Conca d’Oro, danno con beffa. Gli insediamenti abusivi vengono sgomberati la mattina ma tornano la sera

Dopo le tante denunce da parte dei residenti finalmente la Polizia locale di Roma Capitale e l’Ama avevano provveduto a rimuovere i cumuli di rifiuti e gli accampamenti abusivi presenti da mesi nel negli spazi adiacenti alla stazione della Metro B di Conca d’Oro ma… “Prima c’è stato lo sgombero, il ripristino del decoro dell’intera area e poi… La sera erano nuovamente lì, con meno cose ma c’erano”, ha spiegato una cittadina della zona con la quale abbiamo parlato della situazione e di quale fosse lo stato d’animo dei residenti. Ecco cosa ci ha detto.

Cosa è accaduto?

“Abbiamo telefonato in massa ai vigili e la risposta è stata che lo sapevano che sarebbero tornati perché gli hanno dato tempo dieci giorni per trovare un altro posto. Il Nucleo Nomentano ci ha detto che vigilerà sulla situazione, iniziando a passare in settimana a monitorare che non stazionino nella notte e che non cumulino nuovamente rifiuti nella zona. Oltre al danno, insomma, c’è stata la beffa”

Per i cittadini lo sgombero rappresentava una vittoria importante, frutto del loro impegno e delle continue segnalazioni con le quali, alla fine, avevano ottenuto l’intervento…

“Infatti. Parecchi mezzi di comunicazione hanno pubblicato la notizia. I cittadini avevano avuto la meglio su questa situazione, peccato per questo pugno allo stomaco, arrivato ieri sera… Non ci voleva proprio”


Perché le istituzioni si sono mosse così in ritardo rispetto alle vostre denunce? Avete trovato ostacoli da parte del Municipio III e da parte del Comune di Roma?
“Da mesi e mesi nel nostro gruppo whatsapp, che si è costituito da meno di un anno, si parlava di diverse situazioni che andavano peggiorando. Abbiamo iniziato a scrivere al Municipio e a chiunque avesse autorità per fermare questo scempio. Tra rimpalli vari e prese per i fondelli, ci dicevano ‘stiamo cercando di risolvere’ oppure ‘non abbiamo la facoltà di fare niente’. Dopo un articolo su un giornale, fecero una bonifica importante; le persone alloggiavano nei manufatti esterni della metropolitana. Pensavamo fino a ieri di partire con una diffida per inerzia. C’è un problema di sicurezza: la gente ha paura di attraversare la piazza. Settimana scorsa sono stata aggredita da una rom: stavo scattando delle foto ai graffiti e al degrado, alle cose non alle persone. Ad un certo punto una donna mi ha rincorsa, mi ha puntato il dito sotto al naso, avvicinandosi senza mascherina e minacciandomi di non fare le foto.
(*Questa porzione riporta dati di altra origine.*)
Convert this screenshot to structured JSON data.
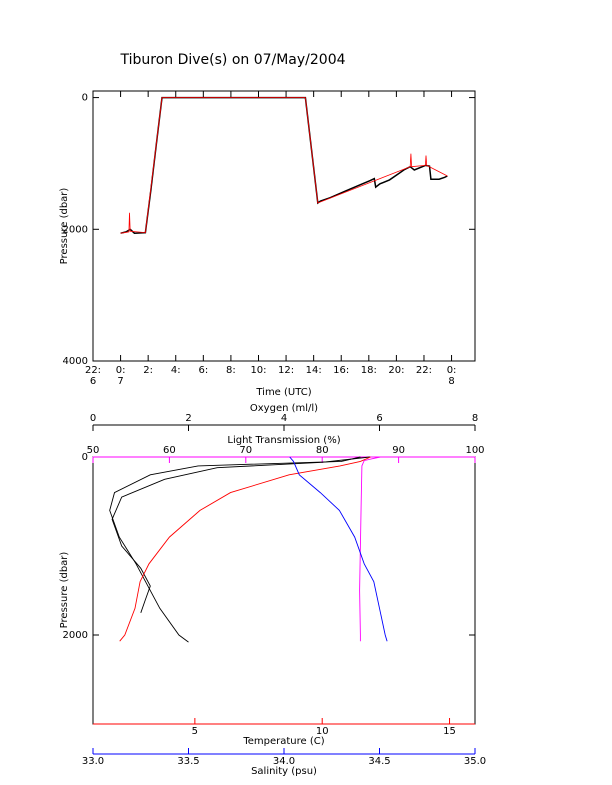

Conoscono anche le leggi che li tutelano, non quelle che tutelano noi cittadini che ci comportiamo bene e paghiamo le tasse. Mi sono spaventata, ero da sola, la piazza era deserta. Nessuno avrebbe potuto aiutarmi. Gli ho spiegato che non stavo facendo foto a loro ma lei continuava a minacciarmi. Le ho mostrato che non avevo immagini di persone e si è calmata”

C’è stato anche qualche rappresentante della Giunta del Municipio III che ha criticato i residenti che chiedevano interventi urgenti contro il degrado e gli accampamenti. Ma è vero, quello che ci ha detto prima di iniziare l’intervista, che l’Assessore alla Cultura Raimo ha sostenuto l’appello ad aprire tutte le stazioni ai senza fissa dimora? Che pensate di questa cosa?

 “Una volta che apri non te ne liberi più. Dovrebbero partire i lavori di riqualificazione della piazza… Per prima cosa, viene da pensare che sia un modo per rimandare i lavori, è il pensiero mio e degli altri del gruppo. Secondo poi, non è che manchino luoghi di accoglienza per ospitarli: sono loro che non vogliono essere accolti in una struttura con delle regole che debbano rispettare. C’è stato un sit-in con assembramenti con Raimo a chiedere alla Raggi di aprire la stazione di Conca d’Oro per i senza tetto. Sono stati lì la notte, ben oltre le 11:00; abbiamo chiamato i vigili e la polizia, non si è presentato nessuno se non alla mezzanotte quando non c’era più nessuno”

Ora come proseguirà il vostro impegno? Quali sono le priorità dopo questa beffa?
 “Non ci fermeremo; tra poco sentirò il nostro avvocato che preparerà una diffida e ripartiremo… E’ una presa in giro. Siamo esasperati”.